From these interviews, we identified challenges and solutions unique to programs embedded in rural communities. For example, home visiting providers and rural-dwelling mothers identified social isolation, the need for local mental health care services and inaccessibility of health resources as challenges for raising a health family. Home visiting programs addressed these needs by creating hyper-local solutions like hosting group play dates, enabling parent-organized social events, dinners, and game nights, funding a mental health consultant who conducts home visits and purchasing a van that can take families to appointments. These adaptive solutions enable programs to meaningfully engage families in home visiting services.
In addition to highlighting unique locally driven solutions of the home visiting community, our analysis suggests that home visiting programs represent a larger investment in social, human and cultural capital across communities. For example, home visitors assist clients in locating employment, overcoming transportation barriers and enrolling in educational opportunities. Their efforts reduce social isolation and build civic engagement and activism.
Overall, our findings suggest that investment in home visiting programs, and their subsequent dedication to addressing social determinants of health for mothers and infants, may result in not just healthier children, but stronger rural communities.

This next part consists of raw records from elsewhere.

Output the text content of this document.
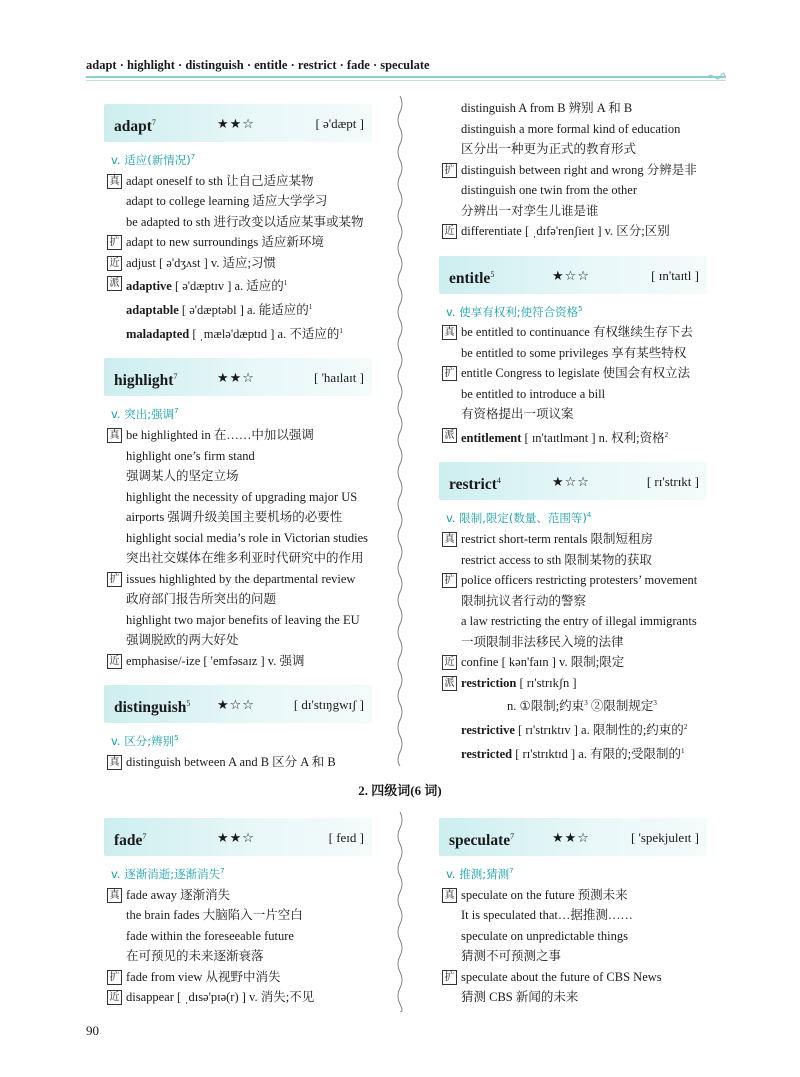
adapt · highlight · distinguish · entitle · restrict · fade · speculate
adapt$^7$	★★☆	[ ə'dæpt ]
v. 适应(新情况)$^7$
真 adapt oneself to sth 让自己适应某物
adapt to college learning 适应大学学习
be adapted to sth 进行改变以适应某事或某物
扩 adapt to new surroundings 适应新环境
近 adjust [ ə'dʒʌst ] v. 适应;习惯
派 adaptive [ ə'dæptɪv ] a. 适应的$^1$
adaptable [ ə'dæptəbl ] a. 能适应的$^1$
maladapted [ ˌmælə'dæptɪd ] a. 不适应的$^1$
highlight$^7$	★★☆	[ 'haɪlaɪt ]
v. 突出;强调$^7$
真 be highlighted in 在……中加以强调
highlight one’s firm stand
强调某人的坚定立场
highlight the necessity of upgrading major US
airports 强调升级美国主要机场的必要性
highlight social media’s role in Victorian studies
突出社交媒体在维多利亚时代研究中的作用
扩 issues highlighted by the departmental review
政府部门报告所突出的问题
highlight two major benefits of leaving the EU
强调脱欧的两大好处
近 emphasise/-ize [ 'emfəsaɪz ] v. 强调
distinguish$^5$ ★☆☆	[ dɪ'stɪŋgwɪʃ ]
v. 区分;辨别$^5$
真 distinguish between A and B 区分 A 和 B
distinguish A from B 辨别 A 和 B
distinguish a more formal kind of education
区分出一种更为正式的教育形式
扩 distinguish between right and wrong 分辨是非
distinguish one twin from the other
分辨出一对孪生儿谁是谁
近 differentiate [ ˌdɪfə'renʃieɪt ] v. 区分;区别
entitle$^5$	★☆☆	[ ɪn'taɪtl ]
v. 使享有权利;使符合资格$^5$
真 be entitled to continuance 有权继续生存下去
be entitled to some privileges 享有某些特权
扩 entitle Congress to legislate 使国会有权立法
be entitled to introduce a bill
有资格提出一项议案
派 entitlement [ ɪn'taɪtlmənt ] n. 权利;资格$^2$
restrict$^4$	★☆☆	[ rɪ'strɪkt ]
v. 限制,限定(数量、范围等)$^4$
真 restrict short-term rentals 限制短租房
restrict access to sth 限制某物的获取
扩 police officers restricting protesters’ movement
限制抗议者行动的警察
a law restricting the entry of illegal immigrants
一项限制非法移民入境的法律
近 confine [ kən'faɪn ] v. 限制;限定
派 restriction [ rɪ'strɪkʃn ]
n. ①限制;约束$^3$ ②限制规定$^3$
restrictive [ rɪ'strɪktɪv ] a. 限制性的;约束的$^2$
restricted [ rɪ'strɪktɪd ] a. 有限的;受限制的$^1$
2. 四级词(6 词)
fade$^7$	★★☆	[ feɪd ]
v. 逐渐消逝;逐渐消失$^7$
真 fade away 逐渐消失
the brain fades 大脑陷入一片空白
fade within the foreseeable future
在可预见的未来逐渐衰落
扩 fade from view 从视野中消失
近 disappear [ ˌdɪsə'pɪə(r) ] v. 消失;不见
speculate$^7$	★★☆	[ 'spekjuleɪt ]
v. 推测;猜测$^7$
真 speculate on the future 预测未来
It is speculated that…据推测……
speculate on unpredictable things
猜测不可预测之事
扩 speculate about the future of CBS News
猜测 CBS 新闻的未来
90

As health care providers struggle to improve health outcomes for rural mothers and children—and policymakers grapple with the challenges of maintaining vibrant rural communities—well-funded and well-supported home visiting programs may be an important component of the solution. Locally embedded evidence-based home visiting programs respond to rural needs and support families of young children in a variety of ways. In many communities, these programs have the opportunity to play a key role in rural health infrastructure. Our study findings suggest an encouraging approach for local community and economic development stakeholders to stand alongside home visiting programs in supporting positive maternal and child health outcomes community-wide.